Breaking Ground: Gifts from Katie and Drew Gibson

  • A photograph of 4 wavy clear glass bowls that have edges tipped with pink. They are nested within each other and resemble a flower.

    Dale Chihuly
    Pink and White Seaform set with Pink Lip Wrap, 1982
    Blown glass
    14 × 17 × 6½ inches

  • A painting of a circular open stadium. There are 6 large lights and a green scoreboard on the edge. At the center is a green field surrounded by 3–4 layers of spectator seating. Around the stadium are city streets and freeways packed with cars.

    Chester Arnold
    Colosseum, 1998
    66 × 80 inches

     

  • Don Nice

    Predella, 1983

    Watercolor on paper 

    31 × 59 ½ inches

    Gift of Katie and Drew Gibson 

    Photo: Douglas Sandberg

    Katie and Drew Gibson, longtime supporters of SJMA, believe that culture is a big part of what makes a city important and meaningful. From the very early days of the Museum, when it occupied the old library, they dreamed of an art museum with a collection of national prominence and gutsy distinction. The Gibsons have helped the Museum realize its ambitions for some thirty years. A developer of commercial properties in San Jose, Drew was a driving force, alongside Averill Mix, in the capital campaign and the construction of the Museum’s impressive new wing in 1991. He and Katie made a gift to name the Gibson Family Gallery and, to date, have generously donated seventy-five works of art from their extraordinary private collection to SJMA, including visitor favorites such as Mildred Howard’s monumental Abode: Sanctuary for the Familia(r) (1994), known affectionately as “the bottle house.”

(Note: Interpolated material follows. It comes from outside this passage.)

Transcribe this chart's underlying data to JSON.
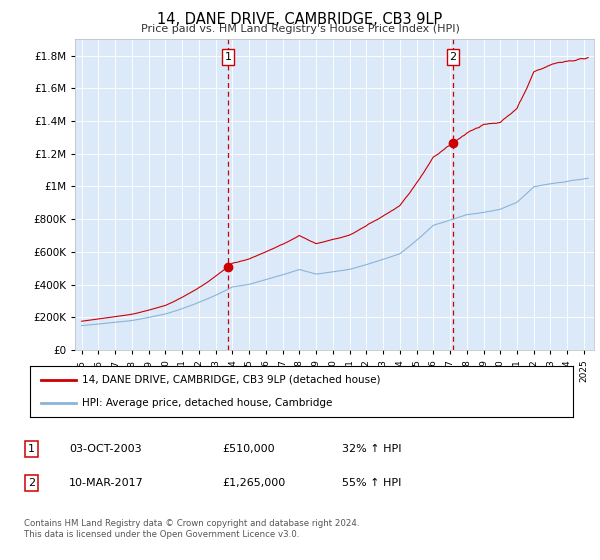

    This exhibition celebrates the Gibson’s legacy and their belief in sharing with the public the exhilarating experience that artworks bring. Highlights include works by California artists Robert Arneson, Nathan Oliveira, Raymond Saunders, and Richard Shaw, among others. Also on view will be a powerful sculpture by New Orleans artist Willie Birch, made in response to the harrowing 1992 “Rodney King” riots in Los Angeles; Maria Porges’s The virtues and vices of history, from the series “History Lessons” (1998); Mineko Grimmer’s Mahogany Music Box (n.d.); and the comical and subversive work of Donald Roller Wilson. In 2014, the Museum will present a separate exhibition of the Gibson’s gift of over thirty photographs by David Levinthal, an exemplary archive assembled with the artist that rivals the holdings of his work at the Metropolitan Museum of Art, New York, and the Los Angeles County Museum of Art.

    The Gibsons built their collection adventurously and independently, with a deep passion for art and a belief in supporting the work of living artists. These artworks were part of their daily lives and daily pleasures—and will now be enjoyed by Museum visitors for years to come.